Exactly the same conditions prevail in the handling of a
flying machine.

Shape of Machine a Factor.

In placing the motor you must be governed largely by
the shape and construction of the flying machine frame.
If the bulk of the weight of the machine and auxiliaries
is toward the rear, then the natural location for the motor
will be well to the front so as to counterbalance the
excess in rear weight. In the same way if the
preponderance of the weight is forward, then the motor
should be placed back of the center.

As the propeller blade is really an integral part of the
motor, the latter being useless without it, its placing
naturally depends upon the location selected for the
motor.

Rudders and Auxiliary Planes.

Here again there is great diversity of opinion among
aviators as to size, location and form. The striking
difference of ideas in this respect is well illustrated in
the choice made by prominent makers as follows:

Voisin--horizontal rudder, with two wing-like planes,
in front; box-like longitudinal stability plane in rear,
inside of which is a vertical rudder.

Wright--large biplane horizontal rudder in front at
considerable distance--about 10 feet--from the main
planes; vertical biplane rudder in rear; ends of upper
and lower main planes made flexible so they may be
moved.

Curtiss--horizontal biplane rudder, with vertical damping
plane between the rudder planes about 10 feet in
front of main planes; vertical rudder in rear; stabilizing
planes at each end of upper main plane.

Bleriot--V-shaped stabilizing fin, projecting from rear
of plane, with broad end outward; to the broad end of
this fin is hinged a vertical rudder; horizontal biplane
rudder, also in rear, under the fin.

These instances show forcefully the wide diversity of
opinion existing among experienced aviators as to the
best manner of placing the rudders and stabilizing, or
auxiliary planes, and make manifest how hopeless would
be the task of attempting to select any one form and
advise its exclusive use.

Rudder and Auxiliary Construction.

The material used in the construction of the rudders
and auxiliary planes is the same as that used in the main
planes--spruce for the framework and some kind of
rubberized or varnished cloth for the covering. The
frames are joined and wired in exactly the same manner
as the frames of the main planes, the purpose being to
secure the same strength and rigidity. Dimensions of
the various parts depend upon the plan adopted and the
size of the main plane.

No details as to exact dimensions of these rudders and
auxiliary planes are obtainable. The various builders,
while willing enough to supply data as to the general
measurements, weight, power, etc., of their machines,
appear to have overlooked the details of the auxiliary
parts, thinking, perhaps, that these were of no particular
import to the general public. In the Wright machine, the
rear horizontal and front vertical rudders may be set
down as being about one-quarter (probably a little less)
the size of the main supporting planes.

Arrangement of Alighting Gear.

Most modern machines are equipped with an alighting
gear, which not only serves to protect the machine and
aviator from shock or injury in touching the ground, but
also aids in getting under headway. All the leading
makes, with the exception of the Wright, are furnished
with a frame carrying from two to five pneumatic rubber-
tired bicycle wheels. In the Curtiss and Voisin
machines one wheel is placed in front and two in the
rear. In the Bleriot and other prominent machines the
reverse is the rule--two wheels in front and one in the
rear. Farman makes use of five wheels, one in the,
extreme rear, and four, arranged in pairs, a little to the
front of the center of the main lower plane.

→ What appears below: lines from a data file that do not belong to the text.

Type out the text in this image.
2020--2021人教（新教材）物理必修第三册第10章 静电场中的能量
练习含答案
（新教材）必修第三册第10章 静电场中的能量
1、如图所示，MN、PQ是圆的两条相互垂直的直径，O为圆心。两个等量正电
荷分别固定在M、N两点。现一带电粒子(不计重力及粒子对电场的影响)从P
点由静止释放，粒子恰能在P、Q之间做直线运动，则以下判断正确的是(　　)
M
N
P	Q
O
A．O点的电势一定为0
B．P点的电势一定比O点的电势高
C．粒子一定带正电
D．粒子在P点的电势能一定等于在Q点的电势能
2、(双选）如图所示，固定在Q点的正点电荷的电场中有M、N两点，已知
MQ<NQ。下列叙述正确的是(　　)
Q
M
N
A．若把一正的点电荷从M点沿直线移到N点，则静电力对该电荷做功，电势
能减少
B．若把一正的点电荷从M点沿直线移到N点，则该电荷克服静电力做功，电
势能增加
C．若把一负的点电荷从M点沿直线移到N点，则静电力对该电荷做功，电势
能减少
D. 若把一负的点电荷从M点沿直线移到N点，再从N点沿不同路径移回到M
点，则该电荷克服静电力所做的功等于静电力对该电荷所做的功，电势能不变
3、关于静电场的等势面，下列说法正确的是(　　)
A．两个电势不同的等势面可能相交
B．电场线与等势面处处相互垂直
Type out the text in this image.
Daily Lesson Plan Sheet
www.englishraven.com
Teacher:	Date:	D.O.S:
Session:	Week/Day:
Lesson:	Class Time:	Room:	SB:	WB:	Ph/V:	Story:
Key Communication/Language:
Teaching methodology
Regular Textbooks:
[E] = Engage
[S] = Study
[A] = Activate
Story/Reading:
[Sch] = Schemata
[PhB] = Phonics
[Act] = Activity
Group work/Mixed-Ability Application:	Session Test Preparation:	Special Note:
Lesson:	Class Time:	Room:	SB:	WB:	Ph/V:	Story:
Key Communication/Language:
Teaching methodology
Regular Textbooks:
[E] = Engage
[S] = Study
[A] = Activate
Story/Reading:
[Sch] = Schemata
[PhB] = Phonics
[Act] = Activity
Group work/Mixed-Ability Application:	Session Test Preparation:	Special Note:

In place of wheels the Wright machine is equipped
with a skid-like device consisting of two long beams
attached to the lower plane by stanchions and curving
up far in front, so as to act as supports to the horizontal
rudder.

Why Wood Is Favored.

A frequently asked question is: "Why is not aluminum,
or some similar metal, substituted for wood."
Wood, particularly spruce, is preferred because, weight
considered, it is much stronger than aluminum, and this
is the lightest of all metals. In this connection the following
table will be of interest:

Compressive
Weight Tensile Strength Strength
per cubic foot per sq. inch per sq. inch
Material in lbs. in lbs. in lbs.
Spruce . . . . 25 8,000 5,000
Aluminum 162 16,000 ......
Brass (sheet) 510 23,000 12,000
Steel (tool) 490 100,000 40,000
Copper (sheet) 548 30,000 40,000

As extreme lightness, combined with strength,
especially tensile strength, is the great essential in flying-
machine construction, it can be readily seen that the
use of metal, even aluminum, for the framework, is
prohibited by its weight. While aluminum has double the
strength of spruce wood it is vastly heavier, and thus
the advantage it has in strength is overbalanced many
times by its weight. The specific gravity of aluminum
is 2.50; that of spruce is only 0.403.

Things to Be Considered.

In laying out plans for a flying machine there are five
important points which should be settled upon before
the actual work of construction is started. These are:

First--Approximate weight of the machine when finished
and equipped.

Second--Area of the supporting surface required.

Third--Amount of power that will be necessary to
secure the desired speed and lifting capacity.

Fourth--Exact dimensions of the main framework
and of the auxiliary parts.

Fifth--Size, speed and character of the propeller.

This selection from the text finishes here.